If you are remotely considering this possibility, it requires that you plan ahead. Bankruptcy should never be raced into, as the wrong type of filing or proper retention of books and records or failing to adequately satisfy priority debts can have lasting negative consequences on the owner. We advise most small business owners to consider numerous factors before making any decision. These include:
- Is the business salvageable through a reorganization of the debts? If so, then a thorough review of the provisions of Chapter 11 or the new Subchapter 5 Small Business Bankruptcy sections of the Bankruptcy Code is required.
If the business is a sole proprietorship? If so, then the same effect may be possible through an individual Chapter 13 filing with substantially fewer costs.
- Have the non-dischargeable personal debts, i.e. employment taxes, sales taxes been paid down prior to closing?

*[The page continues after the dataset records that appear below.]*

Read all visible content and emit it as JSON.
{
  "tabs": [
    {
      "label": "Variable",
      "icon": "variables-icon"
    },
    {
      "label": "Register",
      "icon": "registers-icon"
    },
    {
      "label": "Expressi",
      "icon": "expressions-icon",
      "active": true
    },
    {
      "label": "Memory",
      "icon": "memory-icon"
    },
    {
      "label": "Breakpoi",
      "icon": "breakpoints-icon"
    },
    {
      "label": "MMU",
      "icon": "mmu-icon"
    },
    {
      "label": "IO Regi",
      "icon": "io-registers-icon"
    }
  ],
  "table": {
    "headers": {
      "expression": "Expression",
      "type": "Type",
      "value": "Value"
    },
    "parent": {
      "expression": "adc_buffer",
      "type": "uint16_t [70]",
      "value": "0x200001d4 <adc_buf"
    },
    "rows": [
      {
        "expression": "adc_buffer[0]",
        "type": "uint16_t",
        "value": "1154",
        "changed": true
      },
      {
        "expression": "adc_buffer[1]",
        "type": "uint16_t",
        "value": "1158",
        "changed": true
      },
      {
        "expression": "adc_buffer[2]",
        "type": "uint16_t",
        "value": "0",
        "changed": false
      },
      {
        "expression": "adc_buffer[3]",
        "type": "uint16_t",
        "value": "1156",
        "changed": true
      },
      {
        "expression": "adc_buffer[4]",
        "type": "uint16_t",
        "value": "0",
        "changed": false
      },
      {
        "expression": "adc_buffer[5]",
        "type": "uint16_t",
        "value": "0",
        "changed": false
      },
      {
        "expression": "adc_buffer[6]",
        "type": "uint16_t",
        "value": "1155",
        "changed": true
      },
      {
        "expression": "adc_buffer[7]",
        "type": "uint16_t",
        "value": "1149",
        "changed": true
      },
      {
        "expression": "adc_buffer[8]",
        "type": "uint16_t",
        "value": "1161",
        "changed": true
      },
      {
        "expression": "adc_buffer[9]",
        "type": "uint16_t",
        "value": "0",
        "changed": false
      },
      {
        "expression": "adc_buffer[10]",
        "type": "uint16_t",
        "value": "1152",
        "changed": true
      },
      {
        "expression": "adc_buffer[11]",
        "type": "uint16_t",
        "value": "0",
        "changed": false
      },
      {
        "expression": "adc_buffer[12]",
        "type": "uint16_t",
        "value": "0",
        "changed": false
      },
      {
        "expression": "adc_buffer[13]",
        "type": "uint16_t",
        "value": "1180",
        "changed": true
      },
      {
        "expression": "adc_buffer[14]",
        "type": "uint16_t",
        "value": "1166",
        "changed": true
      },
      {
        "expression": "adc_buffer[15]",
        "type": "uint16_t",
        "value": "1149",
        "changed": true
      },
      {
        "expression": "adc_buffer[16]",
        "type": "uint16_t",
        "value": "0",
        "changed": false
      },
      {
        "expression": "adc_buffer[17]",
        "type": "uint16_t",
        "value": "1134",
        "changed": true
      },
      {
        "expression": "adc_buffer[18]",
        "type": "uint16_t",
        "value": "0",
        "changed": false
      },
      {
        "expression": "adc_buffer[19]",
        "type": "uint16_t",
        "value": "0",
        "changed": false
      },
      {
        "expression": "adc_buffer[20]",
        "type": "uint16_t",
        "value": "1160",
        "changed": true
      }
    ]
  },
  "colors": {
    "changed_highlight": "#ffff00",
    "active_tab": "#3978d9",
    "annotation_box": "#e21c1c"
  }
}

If not, these obligations are going to follow the owner and perhaps force a personal bankruptcy.
- How much of the debt has been personally guaranteed by the owner? These debts will also follow the owner and should be addressed at the beginning.
- Are the books and records in order? The proper maintenance of records so a Bankruptcy Trustee can adequately review the finances of the business is essential and the failure to have them can be the cause of the dismissal of the bankruptcy itself.
- Have there been inappropriate distributions from the business (i.e. dissipation of assets) which have prejudiced the creditors from receiving their due share? Chapter 7 Trustees will not hesitate to sue the owner of the business to recover monies that have been disproportionately siphoned off from the business for personal expenses.
Bankruptcy can be an absolute remedy when a business fails, but an ill-considered, ill-timed or inadequately prepared bankruptcy filing can be fraught with consequences. Always work with competent counsel, start early, and plan ahead!